Hoquiam seeking $3 million community forest grant

The City of Hoquiam will apply for a $3 million grant to purchase four parcels of property — about 400 acres within the city limits — for the creation of a community forest.

The property would be managed for forestry and could include trails, bike paths and other public recreation opportunities, said City Administrator Brian Shay, as well as provide a sustainable source of income for the city through timber sales.

“We would go after four different pieces of property” with the grant, said City Administrator Brian Shay. “Two are Sundquist Family Trust properties, and two are Department of Natural Resources property.”

The Sundquist property sits basically “right by the Little Hoquiam boat launch off the end of Endreson Road,” west to the State Route 109 bypass, said Shay.

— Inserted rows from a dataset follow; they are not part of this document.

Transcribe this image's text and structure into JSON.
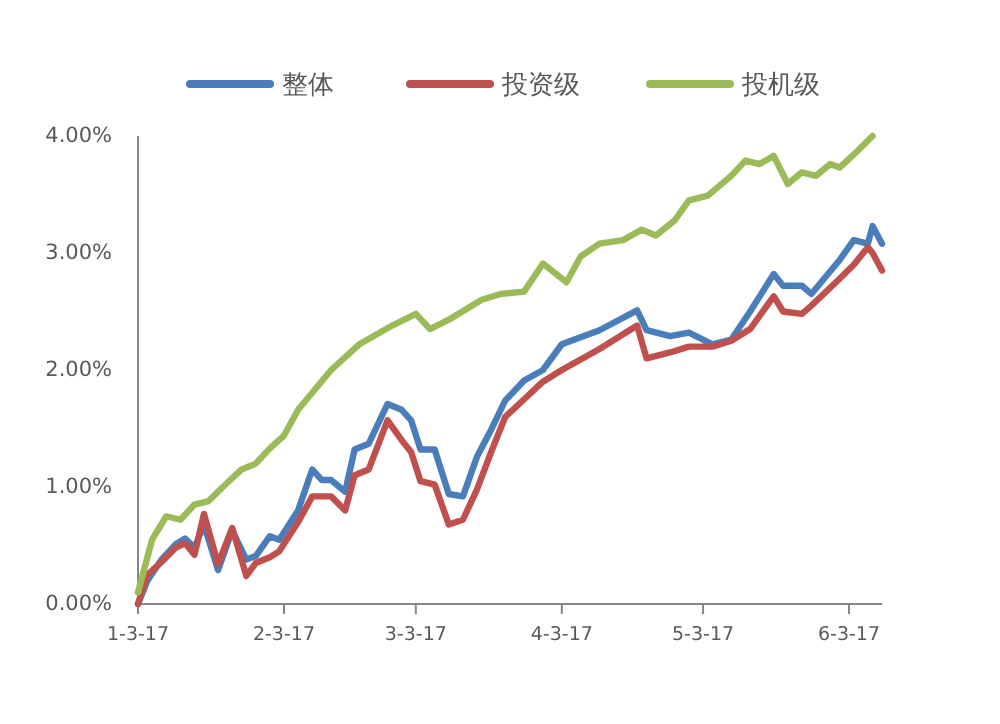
{
  "chart_data": {
    "type": "line",
    "legend": "top",
    "grid": false,
    "line_style": "solid",
    "marker": "none",
    "xlim": [
      "2017-01-03",
      "2017-06-10"
    ],
    "xticks": [
      {
        "value": "2017-01-03",
        "label": "1-3-17"
      },
      {
        "value": "2017-02-03",
        "label": "2-3-17"
      },
      {
        "value": "2017-03-03",
        "label": "3-3-17"
      },
      {
        "value": "2017-04-03",
        "label": "4-3-17"
      },
      {
        "value": "2017-05-03",
        "label": "5-3-17"
      },
      {
        "value": "2017-06-03",
        "label": "6-3-17"
      }
    ],
    "ylim": [
      0,
      4
    ],
    "yticks": [
      {
        "value": 0,
        "label": "0.00%"
      },
      {
        "value": 1,
        "label": "1.00%"
      },
      {
        "value": 2,
        "label": "2.00%"
      },
      {
        "value": 3,
        "label": "3.00%"
      },
      {
        "value": 4,
        "label": "4.00%"
      }
    ],
    "x": [
      "2017-01-03",
      "2017-01-05",
      "2017-01-08",
      "2017-01-11",
      "2017-01-13",
      "2017-01-15",
      "2017-01-17",
      "2017-01-20",
      "2017-01-23",
      "2017-01-26",
      "2017-01-28",
      "2017-01-31",
      "2017-02-02",
      "2017-02-06",
      "2017-02-09",
      "2017-02-11",
      "2017-02-13",
      "2017-02-16",
      "2017-02-18",
      "2017-02-21",
      "2017-02-25",
      "2017-02-28",
      "2017-03-02",
      "2017-03-04",
      "2017-03-07",
      "2017-03-10",
      "2017-03-13",
      "2017-03-16",
      "2017-03-19",
      "2017-03-22",
      "2017-03-26",
      "2017-03-30",
      "2017-04-03",
      "2017-04-11",
      "2017-04-19",
      "2017-04-21",
      "2017-04-26",
      "2017-04-30",
      "2017-05-05",
      "2017-05-09",
      "2017-05-13",
      "2017-05-18",
      "2017-05-20",
      "2017-05-24",
      "2017-05-26",
      "2017-06-01",
      "2017-06-04",
      "2017-06-07",
      "2017-06-08",
      "2017-06-10"
    ],
    "series": [
      {
        "name": "整体",
        "color": "#4a7ebb",
        "values": [
          0,
          0.2,
          0.38,
          0.51,
          0.56,
          0.48,
          0.68,
          0.29,
          0.63,
          0.38,
          0.41,
          0.58,
          0.55,
          0.8,
          1.15,
          1.06,
          1.06,
          0.96,
          1.32,
          1.37,
          1.71,
          1.66,
          1.57,
          1.32,
          1.32,
          0.94,
          0.92,
          1.26,
          1.49,
          1.74,
          1.91,
          2.0,
          2.22,
          2.34,
          2.51,
          2.34,
          2.29,
          2.32,
          2.22,
          2.26,
          2.5,
          2.82,
          2.72,
          2.72,
          2.65,
          2.94,
          3.11,
          3.08,
          3.23,
          3.08
        ]
      },
      {
        "name": "投资级",
        "color": "#c0504d",
        "values": [
          0,
          0.25,
          0.36,
          0.48,
          0.52,
          0.42,
          0.77,
          0.34,
          0.65,
          0.24,
          0.35,
          0.4,
          0.45,
          0.7,
          0.92,
          0.92,
          0.92,
          0.8,
          1.1,
          1.15,
          1.57,
          1.4,
          1.3,
          1.05,
          1.02,
          0.68,
          0.72,
          0.98,
          1.3,
          1.6,
          1.75,
          1.9,
          2.0,
          2.18,
          2.38,
          2.1,
          2.15,
          2.2,
          2.2,
          2.25,
          2.35,
          2.63,
          2.5,
          2.48,
          2.55,
          2.78,
          2.9,
          3.05,
          3.0,
          2.85
        ]
      },
      {
        "name": "投机级",
        "color": "#9bbb59",
        "x": [
          "2017-01-03",
          "2017-01-06",
          "2017-01-09",
          "2017-01-12",
          "2017-01-15",
          "2017-01-18",
          "2017-01-21",
          "2017-01-25",
          "2017-01-28",
          "2017-01-31",
          "2017-02-03",
          "2017-02-06",
          "2017-02-13",
          "2017-02-19",
          "2017-02-26",
          "2017-03-03",
          "2017-03-06",
          "2017-03-10",
          "2017-03-17",
          "2017-03-21",
          "2017-03-26",
          "2017-03-30",
          "2017-04-04",
          "2017-04-07",
          "2017-04-11",
          "2017-04-16",
          "2017-04-20",
          "2017-04-23",
          "2017-04-27",
          "2017-04-30",
          "2017-05-04",
          "2017-05-09",
          "2017-05-12",
          "2017-05-15",
          "2017-05-18",
          "2017-05-21",
          "2017-05-24",
          "2017-05-27",
          "2017-05-30",
          "2017-06-01",
          "2017-06-05",
          "2017-06-08"
        ],
        "values": [
          0.1,
          0.55,
          0.75,
          0.72,
          0.85,
          0.88,
          1.0,
          1.15,
          1.2,
          1.33,
          1.44,
          1.66,
          2.0,
          2.22,
          2.38,
          2.48,
          2.35,
          2.43,
          2.6,
          2.65,
          2.67,
          2.91,
          2.75,
          2.97,
          3.08,
          3.11,
          3.2,
          3.15,
          3.28,
          3.45,
          3.49,
          3.66,
          3.79,
          3.76,
          3.83,
          3.59,
          3.69,
          3.66,
          3.76,
          3.73,
          3.88,
          4.0
        ]
      }
    ]
  }
}
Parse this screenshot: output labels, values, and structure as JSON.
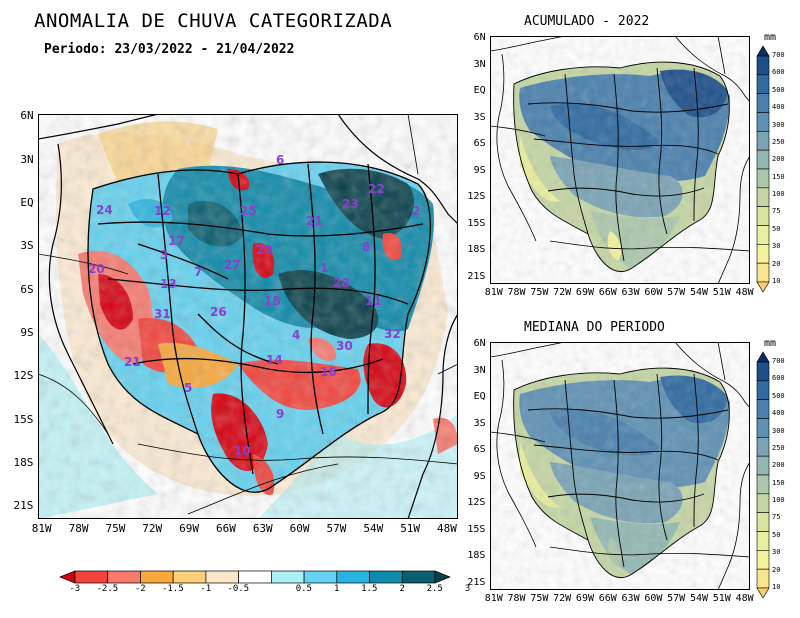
{
  "header": {
    "title": "ANOMALIA DE CHUVA CATEGORIZADA",
    "period": "Periodo: 23/03/2022 - 21/04/2022"
  },
  "main_map": {
    "lat_labels": [
      "6N",
      "3N",
      "EQ",
      "3S",
      "6S",
      "9S",
      "12S",
      "15S",
      "18S",
      "21S"
    ],
    "lon_labels": [
      "81W",
      "78W",
      "75W",
      "72W",
      "69W",
      "66W",
      "63W",
      "60W",
      "57W",
      "54W",
      "51W",
      "48W"
    ],
    "basin_numbers": [
      "6",
      "22",
      "24",
      "12",
      "25",
      "21",
      "23",
      "2",
      "3",
      "17",
      "27",
      "20",
      "7",
      "29",
      "8",
      "1",
      "28",
      "13",
      "18",
      "11",
      "31",
      "26",
      "4",
      "32",
      "30",
      "14",
      "16",
      "21",
      "5",
      "9",
      "10"
    ]
  },
  "colorbar_main": {
    "labels": [
      "-3",
      "-2.5",
      "-2",
      "-1.5",
      "-1",
      "-0.5",
      "0.5",
      "1",
      "1.5",
      "2",
      "2.5",
      "3"
    ],
    "colors": [
      "#d7000f",
      "#f2443c",
      "#f77a6f",
      "#f9a83c",
      "#fbd07a",
      "#fbe6c8",
      "#ffffff",
      "#a9eff5",
      "#64d2f0",
      "#27b4e0",
      "#0f8aaa",
      "#0a5f70",
      "#08404b"
    ]
  },
  "map_acumulado": {
    "title": "ACUMULADO - 2022",
    "lat_labels": [
      "6N",
      "3N",
      "EQ",
      "3S",
      "6S",
      "9S",
      "12S",
      "15S",
      "18S",
      "21S"
    ],
    "lon_labels": [
      "81W",
      "78W",
      "75W",
      "72W",
      "69W",
      "66W",
      "63W",
      "60W",
      "57W",
      "54W",
      "51W",
      "48W"
    ]
  },
  "map_mediana": {
    "title": "MEDIANA DO PERIODO",
    "lat_labels": [
      "6N",
      "3N",
      "EQ",
      "3S",
      "6S",
      "9S",
      "12S",
      "15S",
      "18S",
      "21S"
    ],
    "lon_labels": [
      "81W",
      "78W",
      "75W",
      "72W",
      "69W",
      "66W",
      "63W",
      "60W",
      "57W",
      "54W",
      "51W",
      "48W"
    ]
  },
  "colorbar_mm": {
    "unit": "mm",
    "labels": [
      "700",
      "600",
      "500",
      "400",
      "300",
      "250",
      "200",
      "150",
      "100",
      "75",
      "50",
      "30",
      "20",
      "10"
    ],
    "colors": [
      "#0b2f63",
      "#1d4f8a",
      "#2f6aa0",
      "#4a80ad",
      "#5e91b4",
      "#7aa4b5",
      "#93b8b2",
      "#acc7ac",
      "#c4d6a4",
      "#d8e49e",
      "#e9ef9c",
      "#f4f39a",
      "#f8e58c",
      "#f9cf6e"
    ]
  }
}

The Natural Resources property is east of the Hoquiam River, starting “behind the Beacon Hill water tower and extends above the Summerhaven addition” to the north, east of East Hoquiam Road.

Unlike the city’s watershed properties, this community forest land is within city limits, “and there’s a likelihood we would have hiking and biking trails that users can enjoy, unlike some of our properties in the watershed that are off-limits,” said Shay.

The maximum amount of the grant, through the state Recreation and Conservation Office, is $3 million, which the city is seeking, and requires a 15% local match. That $450,000 could come from the city’s general fund or its watershed fund.

“I think it’s in the strong interest of the City Council to use general fund money so it could be a beneficial revenue source,” said Shay. “Something like Montesano did with its last timber purchase with general fund money.” Shay referred to a presentation by Montesano City Forester Loren Hiner, where it was said the return on investment in timber land over time can have an 8% return, more than eight times the return on, for example, a typical savings account.

The grant application is due in October, and Shay thinks the city is in excellent position to receive the $3 million it’s seeking.

The Department of Natural Resources about “two years ago did a pilot project, almost like a grant application process, to basically see if there was interest to fund community forests,” said Shay, who leapt at the opportunity. The city put in a proposal for the Natural Resources parcels that will be included in the current grant application.

“We were ranked either fifth or sixth out of the about a dozen projects submitted, and we were the highest-ranking city,” said Shay. “Ultimately the list was presented to the Legislature and it didn’t get funded, but two years later it came up with this grant program through the Recreation and Conservation Office.”

Adding to Shay’s high hopes are the city’s updated watershed management plan and a community forest plan currently in place. Factor in the fact Forterra — a respected and well-known land and natural resource conservation nonprofit — is helping the city put the grant application together, and Hoquiam’s longstanding history of managing forest lands, and Shay thinks the right team is in place to help Hoquiam’s application bubble toward the top of the list.

“Both the Sundquist family and Natural Resources are going to sign acknowledgements that they are willing sellers if we get the grant, so we’re just in a perfect position to show the commitment to our plans to deliver on the terms of the grant application,” said Shay.

Shay added that when he spoke to Natural Resources about seven years ago about possibly buying the two parcels currently under consideration the price tag was about $1.3-$1.8 million, “and it’s been logged since then.” The city would have to go through the appraisal process and pay the appraised value for the properties, but Shay said, “I believe if we got the $3 million grant we would be able to purchase all the property.”